Böylece kişisel verilerimiz yasal ve anayasal düzenlemelerle güvence altına alınmak istenmiştir. Bunun için 6698 sayılı yasa ile Kişisel Verileri Koruma Kurumu ihdas edilmiştir. Kurum, hem kişisel veriler hususunda toplumu bilgilendirerek farkındalık oluşturmak, hem de kişisel verileri ihlal edilen kişilerin şikâyetlerini alarak değerlendirme yapmak ve varsa ihlal, bu konuda çok ciddi idari ve cezai müeyyide uygulamakla yetkili ve sorumludur.
Gerçekte günlük hayatta kişisel verilerle ilgili pek çok sorunla karşılaşmaktayız. Mesela alışveriş esnasında sizden cep telefon numaranızı isteyen kasiyer sizin kişisel verinizi talep etmektedir. Maalesef çoğu zaman bunu hem de herkesin içinde talep etmektedir. Öncelikle bu talebi karşılamak zorunda olmadığınızı ifade edeyim. Gişe, kasiyer ve benzeri yerlerde talep edilen ve ancak aydınlatma sonucunda açık rızanızla alınması mümkün olan kişisel verileriniz alınırken o mekânda veri sorumlusu tarafından mutlaka uygun tedbirler alınmalıdır. Örneğin sırada bekleyenlerin verilerinizi verirken duymaması ve görmemesi sağlanmalıdır. Yine katıldığınız bir seminerde fotoğrafınızın çekilmesini istemeyebilir, yayınlanmamasını talep edebilirsiniz.
Herhangi bir kurum ya da kuruluş kişisel verimizi talep ettiğinde yasal olarak rızamızı talep etmek zorundadır. Burada bahsedilen rıza açık rıza olup ilgili kişinin kendisiyle ilgili veri işlenmesine, özgürce, konuyla ilgili yeterli bilgi sahibi olarak, tereddüde yer bırakmayacak açıklıkta ve sadece o işlemle sınırlı olarak verdiği onay beyanı şeklinde anlaşılmalıdır. Yine bu açık rızayı alabilmesi için kişisel veri talep edenin bizi aydınlatması yani bu veriyi hangi amaçla nerede kullanacak, bunun kötüye kullanımı halinde haklarımız nelerdir, bu konuda bilgilendirmesi gerekir.

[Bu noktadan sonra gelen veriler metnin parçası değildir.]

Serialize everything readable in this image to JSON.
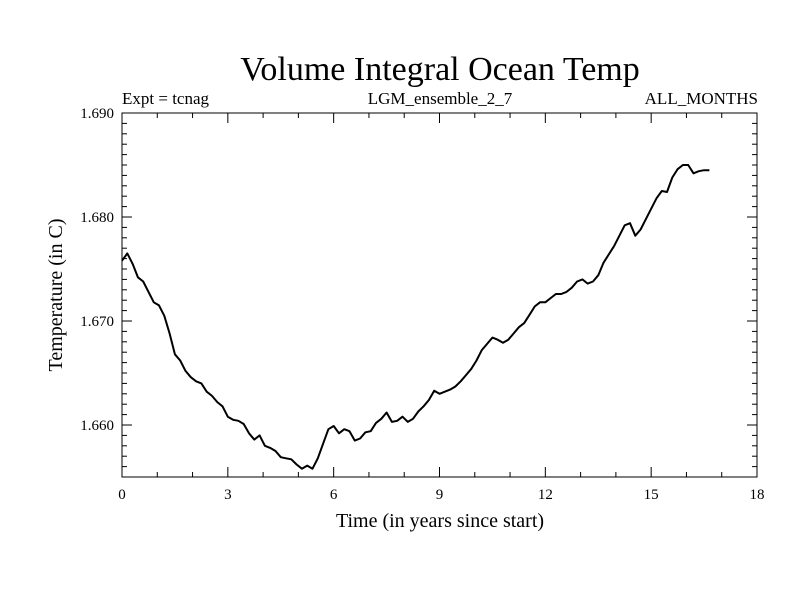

Açık rıza vermek, kişiye sıkı sıkıya bağlı bir hak olduğundan, verilen açık rıza her zaman geri alınabilir.
Kişisel verileri koruma kanunundan doğan haklarımız 6698 sayılı yasanın 11.maddesinde sayılmış olup; Buna göre ilgili kişi her zaman veri sorumlusuna başvurarak kişisel verilerinin işlenip işlenmediğini, işlenmişse bilgi talep etme, işlenme amacı ve bu amaca uygun kullanılıp kullanılmadığı, nerede kullanıldığı, üçüncü kişilere aktarılıp aktarılmadığını, eksik ve hatalı verilerin düzeltilmesini, silinmesi ve yok edilmesini talep edebilir.
İlgili kişi bu hakları kullanabilmek için önce yasa ve yönetmelikteki şartlara uygun olarak veri sorumlusuna başvurmak zorundadır. Bu yol tüketilmeden Kurul’a şikâyet yoluna gidilemez. Veri sorumlusu başvuruda yer alan talepleri talebin niteliğine göre en kısa sürede ve en geç otuz gün içinde ücretsiz olarak sonuçlandırmalıdır. Veri sorumlusuna yapmış olduğumuz başvuru reddedilir, süresinde cevap verilmez ya da verilen cevap tarafımızca yetersiz görülürse Kurul'a şikâyette bulunabiliriz.